Il peut y avoir une tentation, comme vous l’avez-vous-même appelée, nationaliste, d’aller chercher un certain nombre de sentiment, dans une population. Cela existe partout. Et pas simplement en Russie. Convenons-en. Qu’est-ce qui, à moyen terme, est l’élément d’appréciation ? C’est de savoir ce que va représenter cette tension comme charge pour une économie. Et c’est ce que nous devons ici évaluer.
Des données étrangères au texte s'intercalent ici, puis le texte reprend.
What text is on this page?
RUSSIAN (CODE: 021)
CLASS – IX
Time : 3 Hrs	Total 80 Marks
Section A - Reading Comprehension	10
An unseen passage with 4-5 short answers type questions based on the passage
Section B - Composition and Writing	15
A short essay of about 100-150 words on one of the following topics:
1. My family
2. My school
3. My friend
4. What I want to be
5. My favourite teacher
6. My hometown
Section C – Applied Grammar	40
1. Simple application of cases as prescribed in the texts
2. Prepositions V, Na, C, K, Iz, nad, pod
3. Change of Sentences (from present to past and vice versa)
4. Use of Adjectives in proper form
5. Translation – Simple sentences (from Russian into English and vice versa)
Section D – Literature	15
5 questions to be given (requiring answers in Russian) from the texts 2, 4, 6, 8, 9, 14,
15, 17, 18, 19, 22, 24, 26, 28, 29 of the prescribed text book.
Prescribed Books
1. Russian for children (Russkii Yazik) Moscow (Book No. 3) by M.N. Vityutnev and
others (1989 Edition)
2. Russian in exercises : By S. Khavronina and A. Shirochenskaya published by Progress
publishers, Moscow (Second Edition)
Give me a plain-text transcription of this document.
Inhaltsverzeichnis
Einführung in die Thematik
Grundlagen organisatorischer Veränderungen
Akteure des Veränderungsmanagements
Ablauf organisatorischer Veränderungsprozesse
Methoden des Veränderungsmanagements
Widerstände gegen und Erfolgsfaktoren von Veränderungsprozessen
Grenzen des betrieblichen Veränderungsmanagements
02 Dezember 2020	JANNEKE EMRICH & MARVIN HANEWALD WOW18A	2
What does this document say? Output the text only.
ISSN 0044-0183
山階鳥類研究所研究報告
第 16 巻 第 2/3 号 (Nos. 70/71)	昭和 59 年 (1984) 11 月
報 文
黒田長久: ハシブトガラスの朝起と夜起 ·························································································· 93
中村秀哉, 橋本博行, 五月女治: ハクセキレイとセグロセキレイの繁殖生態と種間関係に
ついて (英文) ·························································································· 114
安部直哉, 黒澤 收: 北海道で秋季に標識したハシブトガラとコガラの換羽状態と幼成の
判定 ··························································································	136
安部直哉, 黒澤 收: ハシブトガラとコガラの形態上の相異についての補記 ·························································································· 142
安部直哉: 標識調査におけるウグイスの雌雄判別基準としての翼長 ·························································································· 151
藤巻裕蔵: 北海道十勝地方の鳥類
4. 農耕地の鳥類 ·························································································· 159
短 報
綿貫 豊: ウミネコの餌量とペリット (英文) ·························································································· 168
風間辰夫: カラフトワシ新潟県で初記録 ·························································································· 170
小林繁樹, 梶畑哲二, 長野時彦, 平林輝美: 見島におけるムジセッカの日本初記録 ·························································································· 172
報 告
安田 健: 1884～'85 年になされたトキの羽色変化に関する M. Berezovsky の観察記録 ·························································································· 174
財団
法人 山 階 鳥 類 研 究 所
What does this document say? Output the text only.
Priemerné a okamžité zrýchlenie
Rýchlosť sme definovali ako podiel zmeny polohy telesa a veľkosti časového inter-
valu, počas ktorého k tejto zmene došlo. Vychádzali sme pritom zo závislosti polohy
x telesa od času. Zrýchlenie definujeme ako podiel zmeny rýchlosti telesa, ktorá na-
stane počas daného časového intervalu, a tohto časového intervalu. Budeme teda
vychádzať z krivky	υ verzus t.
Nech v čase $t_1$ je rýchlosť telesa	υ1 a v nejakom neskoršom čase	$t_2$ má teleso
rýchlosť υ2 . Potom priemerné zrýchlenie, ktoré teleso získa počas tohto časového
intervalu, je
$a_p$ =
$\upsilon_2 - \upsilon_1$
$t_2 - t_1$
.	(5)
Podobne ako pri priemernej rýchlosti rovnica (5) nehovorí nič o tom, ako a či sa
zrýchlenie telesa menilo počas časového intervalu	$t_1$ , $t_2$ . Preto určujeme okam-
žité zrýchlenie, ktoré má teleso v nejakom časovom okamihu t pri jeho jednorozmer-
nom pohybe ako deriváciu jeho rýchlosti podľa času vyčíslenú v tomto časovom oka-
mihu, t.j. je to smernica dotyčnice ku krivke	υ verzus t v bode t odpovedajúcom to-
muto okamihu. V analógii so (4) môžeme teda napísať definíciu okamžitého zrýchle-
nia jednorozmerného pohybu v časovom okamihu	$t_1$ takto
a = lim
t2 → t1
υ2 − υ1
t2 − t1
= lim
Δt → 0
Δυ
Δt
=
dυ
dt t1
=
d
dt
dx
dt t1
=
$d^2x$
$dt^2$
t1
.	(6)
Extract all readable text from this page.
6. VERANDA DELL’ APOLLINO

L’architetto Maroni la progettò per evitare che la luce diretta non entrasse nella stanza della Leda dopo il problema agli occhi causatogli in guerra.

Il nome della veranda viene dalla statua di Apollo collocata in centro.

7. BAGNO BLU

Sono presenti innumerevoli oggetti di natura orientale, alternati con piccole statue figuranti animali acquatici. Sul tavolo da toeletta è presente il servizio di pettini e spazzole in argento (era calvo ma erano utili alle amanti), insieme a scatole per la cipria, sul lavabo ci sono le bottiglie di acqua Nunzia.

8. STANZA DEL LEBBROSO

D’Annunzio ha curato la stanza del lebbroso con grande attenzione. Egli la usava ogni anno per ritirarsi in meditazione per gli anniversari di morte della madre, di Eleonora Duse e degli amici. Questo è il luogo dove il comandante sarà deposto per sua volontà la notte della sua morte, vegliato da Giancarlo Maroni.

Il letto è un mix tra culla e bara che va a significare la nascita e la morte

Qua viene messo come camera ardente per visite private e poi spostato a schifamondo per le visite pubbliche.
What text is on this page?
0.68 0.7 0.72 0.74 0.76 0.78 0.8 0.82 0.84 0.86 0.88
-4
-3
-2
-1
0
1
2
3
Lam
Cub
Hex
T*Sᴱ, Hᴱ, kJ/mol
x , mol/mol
C’est le rôle qui a été donné à la Commission de préparer des mesures ciblées, pour qu’elles soient les plus efficaces possibles. Mais dans une dissuasion, on préfère ne pas utiliser les armes dont on dispose. C’est le principe même de la dissuasion. Je pense donc que l’Union européenne a eu raison d’avoir cette échelle de décisions, de mesures et de sanctions, et de se tenir dans une logique de proportionnalité et de graduation.

 

QUESTION : Sur quel secteur économique la Commission est-elle mandatée pour étudier des sanctions de phase 3 ? Y a-t-il un consensus entre les 28 sur ces secteurs ? Et dans l’hypothèse d’une nouvelle escalade de la Russie, faudra-t-il un nouveau Conseil européen pour les mettre en œuvre ?

 

LE PRESIDENT : Je réponds tout de suite : oui, il faudra un nouveau Conseil européen. D’abord pour regarder les différents impacts que la Commission aura elle-même pu identifier, à travers le choix d’un certain nombre de mesures ciblées. Ensuite, quels sont les secteurs les plus importants, les plus stratégiques ? C’est ce sur quoi la Commission doit également travailler. Voilà ! Merci, beaucoup. Je suis désolé de ne pas pouvoir répondre à toutes vos questions. Mais vous avez une chance demain de pouvoir la poser ! Merci.